A religiosidade do Barroco é um dos principais legados culturais da região. Em Ouro Preto, Antônio Francisco Lisboa, o Aleijadinho, espalhou exemplares magníficos de seus trabalhos, feitos com pedra-sabão e madeira. Sua obra-prima é a Igreja de São Francisco de Assis. O artista esculpiu as peças da portada e dos púlpitos e foi o responsável pelo traço geral do prédio, altares laterais e capela-mor.

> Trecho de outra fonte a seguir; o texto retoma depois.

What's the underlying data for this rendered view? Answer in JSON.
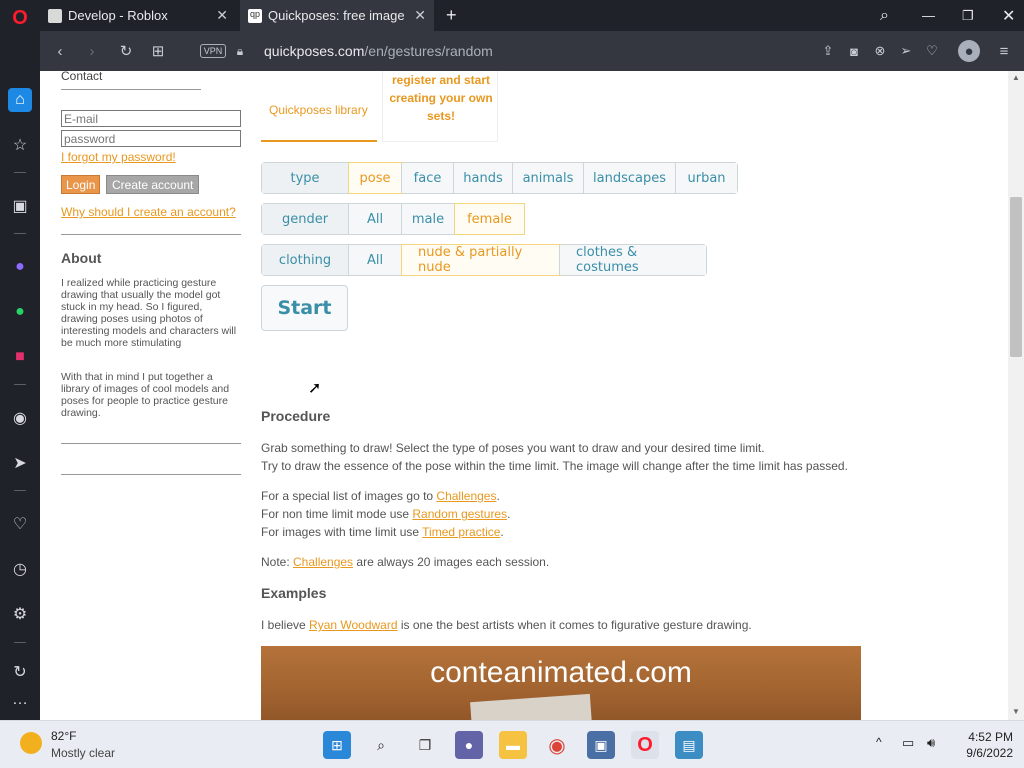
{
  "browser": {
    "tabs": [
      {
        "title": "Develop - Roblox"
      },
      {
        "title": "Quickposes: free image libr"
      }
    ],
    "url_domain": "quickposes.com",
    "url_path": "/en/gestures/random",
    "vpn_label": "VPN"
  },
  "left_panel": {
    "contact": "Contact",
    "email_placeholder": "E-mail",
    "password_placeholder": "password",
    "forgot": "I forgot my password!",
    "login": "Login",
    "create": "Create account",
    "why": "Why should I create an account?",
    "about_title": "About",
    "about_p1": "I realized while practicing gesture drawing that usually the model got stuck in my head. So I figured, drawing poses using photos of interesting models and characters will be much more stimulating",
    "about_p2": "With that in mind I put together a library of images of cool models and poses for people to practice gesture drawing."
  },
  "tabs_area": {
    "library": "Quickposes library",
    "register": "register and start creating your own sets!"
  },
  "filters": {
    "row1": [
      "type",
      "pose",
      "face",
      "hands",
      "animals",
      "landscapes",
      "urban"
    ],
    "row2": [
      "gender",
      "All",
      "male",
      "female"
    ],
    "row3": [
      "clothing",
      "All",
      "nude & partially nude",
      "clothes & costumes"
    ],
    "start": "Start"
  },
  "procedure": {
    "title": "Procedure",
    "line1": "Grab something to draw! Select the type of poses you want to draw and your desired time limit.",
    "line2": "Try to draw the essence of the pose within the time limit. The image will change after the time limit has passed.",
    "special_pre": "For a special list of images go to ",
    "special_link": "Challenges",
    "nontime_pre": "For non time limit mode use ",
    "nontime_link": "Random gestures",
    "timed_pre": "For images with time limit use ",
    "timed_link": "Timed practice",
    "note_pre": "Note: ",
    "note_link": "Challenges",
    "note_post": " are always 20 images each session.",
    "period": "."
  },
  "examples": {
    "title": "Examples",
    "pre": "I believe ",
    "link": "Ryan Woodward",
    "post": " is one the best artists when it comes to figurative gesture drawing.",
    "image_text": "conteanimated.com"
  },
  "taskbar": {
    "temp": "82°F",
    "weather": "Mostly clear",
    "time": "4:52 PM",
    "date": "9/6/2022"
  },
  "colors": {
    "accent_orange": "#e8981f",
    "button_blue": "#3a8fa8"
  }
}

Outra parte do ouro saía das minas em direção ao Porto do Rio de Janeiro, onde embarcava rumo à Europa. Para escoar a produção de maneira mais segura e rápida – e por imposição da Coroa portuguesa –, foi aberta a Estrada Real, um complexo de rotas cercadas de montanhas, natureza, cultura e arte. Construídas nas muitas idas e vindas ao longo da história, as rotas hoje têm grande apelo turístico, ligando o Porto do Rio de Janeiro e a cidade de Ouro Preto pelos mais variados percursos. Com trilhas passando pela cidade fluminense de Paraty, além das mineiras Cunha, São João del Rei, Juiz de Fora, Barbacena e Diamantina, o projeto turístico Estrada Real foi reformulado em 2001 pelo Instituto Estrada Real, entidade criada pela Federação das Indústrias do Estado de Minas Gerais (Fiemg).